The research objective of this project is to improve the fluidity of human-robot interactions wherein robots and humans can seamlessly pass objects between one another. Object handover is critical to everyday interactions, whether in ordinary environments or in high-stakes circumstances such as operating rooms. Seemingly effortless object handover results from successful inference and anticipation of shared intentions and actions. Manual object transfer between humans and robots will become increasingly important as robots become more common in the workplace and at home. The project team will perform human subject experiments investigating human-human and human-robot interactions within the context of object handover tasks to identify characteristics of dyadic coordination that allow people to understand their collaborator's intentions, to anticipate their actions, and to coordinate movements leading to task success. The team will use that new knowledge to develop robots that people can collaborate with on physical tasks as readily as they do other humans. Broader Impacts of the project include training opportunities for high school, undergraduate, and graduate students, with efforts to increase participation of underrepresented groups.

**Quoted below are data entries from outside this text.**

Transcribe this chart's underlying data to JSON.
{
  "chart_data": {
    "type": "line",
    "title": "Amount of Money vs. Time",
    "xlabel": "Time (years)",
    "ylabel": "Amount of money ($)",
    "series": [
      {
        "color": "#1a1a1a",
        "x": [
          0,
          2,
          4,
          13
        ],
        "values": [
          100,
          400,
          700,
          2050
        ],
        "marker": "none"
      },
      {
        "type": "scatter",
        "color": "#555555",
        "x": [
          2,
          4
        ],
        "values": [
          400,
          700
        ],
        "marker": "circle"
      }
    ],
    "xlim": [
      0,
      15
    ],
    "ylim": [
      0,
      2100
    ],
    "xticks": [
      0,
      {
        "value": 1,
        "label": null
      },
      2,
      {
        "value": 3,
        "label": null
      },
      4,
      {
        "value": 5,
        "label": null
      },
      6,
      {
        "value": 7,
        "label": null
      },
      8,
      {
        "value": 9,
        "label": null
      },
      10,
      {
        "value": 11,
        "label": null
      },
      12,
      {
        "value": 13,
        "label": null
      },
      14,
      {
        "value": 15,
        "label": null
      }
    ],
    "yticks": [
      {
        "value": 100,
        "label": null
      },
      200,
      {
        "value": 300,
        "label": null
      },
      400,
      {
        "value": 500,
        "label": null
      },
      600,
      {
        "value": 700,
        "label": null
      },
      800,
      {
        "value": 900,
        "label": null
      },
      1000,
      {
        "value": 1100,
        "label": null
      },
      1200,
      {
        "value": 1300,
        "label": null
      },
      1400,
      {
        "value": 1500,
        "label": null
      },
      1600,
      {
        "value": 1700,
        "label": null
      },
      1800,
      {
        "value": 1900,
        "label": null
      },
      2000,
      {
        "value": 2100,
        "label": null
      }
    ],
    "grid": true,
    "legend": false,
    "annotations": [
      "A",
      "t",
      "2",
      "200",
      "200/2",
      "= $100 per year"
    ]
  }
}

This project explores human and robotic perception, behavior, and intent inference in a bidirectional and integrated manner within the context of object handover. Three specific aims are planned. The first uses motion capture, eye tracking, and electroencephalography data to build models of human intent and action during object handover. A novelty of the models is that they are sensitive to an individual's role (giver vs. receiver; leader vs. follower), to the presence or absence of communicative gaze, and to the degree of predictability of certain aspects of handover, such as grasp type, locus of handover, gaze conditions, and dyadic role. The second aim will develop a real-time intent inference engine that uses recursive Bayesian state estimation to obtain a probabilistic assessment of human intent as the handover action evolves in time. The output of this model will inform the robot's trajectory planner, thereby enabling it to make short time horizon predictions of human actions and to adjust robot motion plans accordingly in real-time. The third aim will examine how specific choices in the high-level planning and low-level control of robot motion impact human inference of robotic intent and action during object handover. If successful, this project will advance understanding of robot manipulation during human-robot handover and yield algorithms for achieving advanced autonomy during human collaboration with humanoid robots.
This award reflects NSF's statutory mission and has been deemed worthy of support through evaluation using the Foundation's intellectual merit and broader impacts review criteria.